Я вытряхиваю всё из сумки на пол. Ищу серебристо-чёрный прямоугольник. В конце концов, он сам сказал, что я могу позвонить в любое время дня и ночи.
— Юджин? — спрашиваю, как только он отвечает. — Помоги мне, пожалуйста. Тут мой покойник-муж объявился. И я его, кажется, убила.
— Кажется или убила? — я так и вижу его кривую ухмылку.
— Ну, в общем разворотила лицо выстрелом
А после этого меня накрыло. Жутко. Слёзы, сопли ручьём, но тихо, без вытья. Рядом со мной примостилась Ляля. Прижалась плечом.
— Артём всё рассказал. Я не поверила. Я столько лет тебе завидовала, Кать. Любила его, гада. И страдала.
Она вздыхает судорожно, и я прижимаю её к себе.
— Потом расскажешь.
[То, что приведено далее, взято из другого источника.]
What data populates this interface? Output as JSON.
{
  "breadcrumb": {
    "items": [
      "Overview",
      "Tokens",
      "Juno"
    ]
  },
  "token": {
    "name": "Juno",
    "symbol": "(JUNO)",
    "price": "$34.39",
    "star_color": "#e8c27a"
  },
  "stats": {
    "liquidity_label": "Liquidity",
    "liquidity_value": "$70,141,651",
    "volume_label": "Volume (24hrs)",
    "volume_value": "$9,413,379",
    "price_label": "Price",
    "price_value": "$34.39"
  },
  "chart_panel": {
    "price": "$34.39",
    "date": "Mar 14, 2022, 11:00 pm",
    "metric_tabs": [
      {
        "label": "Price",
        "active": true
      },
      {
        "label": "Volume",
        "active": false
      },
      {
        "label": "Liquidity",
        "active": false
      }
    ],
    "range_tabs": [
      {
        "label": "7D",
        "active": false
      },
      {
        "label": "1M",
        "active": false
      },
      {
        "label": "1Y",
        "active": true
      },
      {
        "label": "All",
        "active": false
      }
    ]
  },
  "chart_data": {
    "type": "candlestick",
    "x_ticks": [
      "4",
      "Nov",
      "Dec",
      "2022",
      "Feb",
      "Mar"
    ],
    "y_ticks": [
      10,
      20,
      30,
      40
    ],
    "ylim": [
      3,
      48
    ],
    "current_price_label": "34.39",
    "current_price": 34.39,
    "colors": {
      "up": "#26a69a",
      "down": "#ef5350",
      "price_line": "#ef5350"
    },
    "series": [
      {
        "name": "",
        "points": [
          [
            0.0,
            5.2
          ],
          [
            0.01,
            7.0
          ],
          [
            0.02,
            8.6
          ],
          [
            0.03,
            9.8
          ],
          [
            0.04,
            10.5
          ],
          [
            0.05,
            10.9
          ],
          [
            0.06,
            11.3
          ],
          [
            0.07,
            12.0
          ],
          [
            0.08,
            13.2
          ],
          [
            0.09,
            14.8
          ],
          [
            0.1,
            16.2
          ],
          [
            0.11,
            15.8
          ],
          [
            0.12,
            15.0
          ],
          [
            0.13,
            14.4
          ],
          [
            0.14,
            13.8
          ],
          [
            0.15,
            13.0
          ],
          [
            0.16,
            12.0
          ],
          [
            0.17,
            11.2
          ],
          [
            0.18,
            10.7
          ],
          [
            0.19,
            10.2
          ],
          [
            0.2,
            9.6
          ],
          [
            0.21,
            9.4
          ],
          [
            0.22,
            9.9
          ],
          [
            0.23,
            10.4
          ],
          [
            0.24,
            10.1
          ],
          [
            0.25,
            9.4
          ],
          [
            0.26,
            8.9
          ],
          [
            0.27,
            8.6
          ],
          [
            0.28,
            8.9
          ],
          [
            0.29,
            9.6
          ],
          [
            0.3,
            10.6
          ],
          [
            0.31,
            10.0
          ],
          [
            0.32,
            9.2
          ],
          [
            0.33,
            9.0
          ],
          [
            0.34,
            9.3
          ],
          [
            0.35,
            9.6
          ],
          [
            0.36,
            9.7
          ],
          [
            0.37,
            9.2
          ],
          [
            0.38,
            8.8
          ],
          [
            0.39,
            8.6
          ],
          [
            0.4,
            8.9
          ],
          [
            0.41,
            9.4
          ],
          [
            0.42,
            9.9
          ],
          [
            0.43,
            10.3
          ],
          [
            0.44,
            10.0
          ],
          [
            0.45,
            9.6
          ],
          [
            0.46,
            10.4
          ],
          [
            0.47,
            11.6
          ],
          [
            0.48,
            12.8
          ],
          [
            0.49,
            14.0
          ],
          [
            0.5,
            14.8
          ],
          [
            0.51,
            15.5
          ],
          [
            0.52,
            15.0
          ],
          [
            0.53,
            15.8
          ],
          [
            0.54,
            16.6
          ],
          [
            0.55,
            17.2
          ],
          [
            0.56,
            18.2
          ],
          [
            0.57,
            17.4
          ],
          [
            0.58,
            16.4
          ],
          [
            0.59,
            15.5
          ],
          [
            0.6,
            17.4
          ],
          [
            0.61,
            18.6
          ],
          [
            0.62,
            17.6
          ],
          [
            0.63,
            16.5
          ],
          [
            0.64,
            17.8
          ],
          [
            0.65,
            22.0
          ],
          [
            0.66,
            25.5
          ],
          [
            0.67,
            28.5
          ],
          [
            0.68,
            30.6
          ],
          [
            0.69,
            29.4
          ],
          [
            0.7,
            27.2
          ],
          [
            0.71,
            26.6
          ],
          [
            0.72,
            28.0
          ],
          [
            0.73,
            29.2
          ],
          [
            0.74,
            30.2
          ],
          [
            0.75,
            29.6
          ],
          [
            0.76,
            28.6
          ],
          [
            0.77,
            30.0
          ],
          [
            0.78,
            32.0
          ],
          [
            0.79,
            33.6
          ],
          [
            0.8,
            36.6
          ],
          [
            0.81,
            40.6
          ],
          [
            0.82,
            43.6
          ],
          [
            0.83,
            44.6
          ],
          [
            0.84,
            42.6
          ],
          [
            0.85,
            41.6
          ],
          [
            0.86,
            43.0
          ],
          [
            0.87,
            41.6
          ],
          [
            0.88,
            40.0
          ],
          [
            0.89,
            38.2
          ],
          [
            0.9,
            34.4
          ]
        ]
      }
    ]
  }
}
Всё-всё-всё.
Юджин появляется достаточно быстро. Окидывает взглядом квартиру. Кивает своим двум молчаливым шкафам.
— Падаль, — говорит он и брезгливо пинает тело Алексея ногой в дорогой туфле.
61. Артём и Рина
Артём
Сегодня у нас знаменательный день: мы забираем Серёжку из детского дома. Всё случилось очень быстро. Почти как в сказке про мага с волшебной палочкой в руках. Я знал, откуда дует ветер, но мы с Риной предпочитали не говорить на эту тему.
Не говорим мы и о той ночи, когда по-настоящему погиб Марков. Сдох как тварь. Но туда ему и дорога.
Я так и не дошёл тогда. Отключился в машине, и таксист отвёз меня в больницу. Переполошил родных — звонил с моего телефона маме и Мари. Меня госпитализировали, но я всё же порывался бежать.
— Будешь сидеть под охраной! — рассердилась сестра и исполнила свою угрозу.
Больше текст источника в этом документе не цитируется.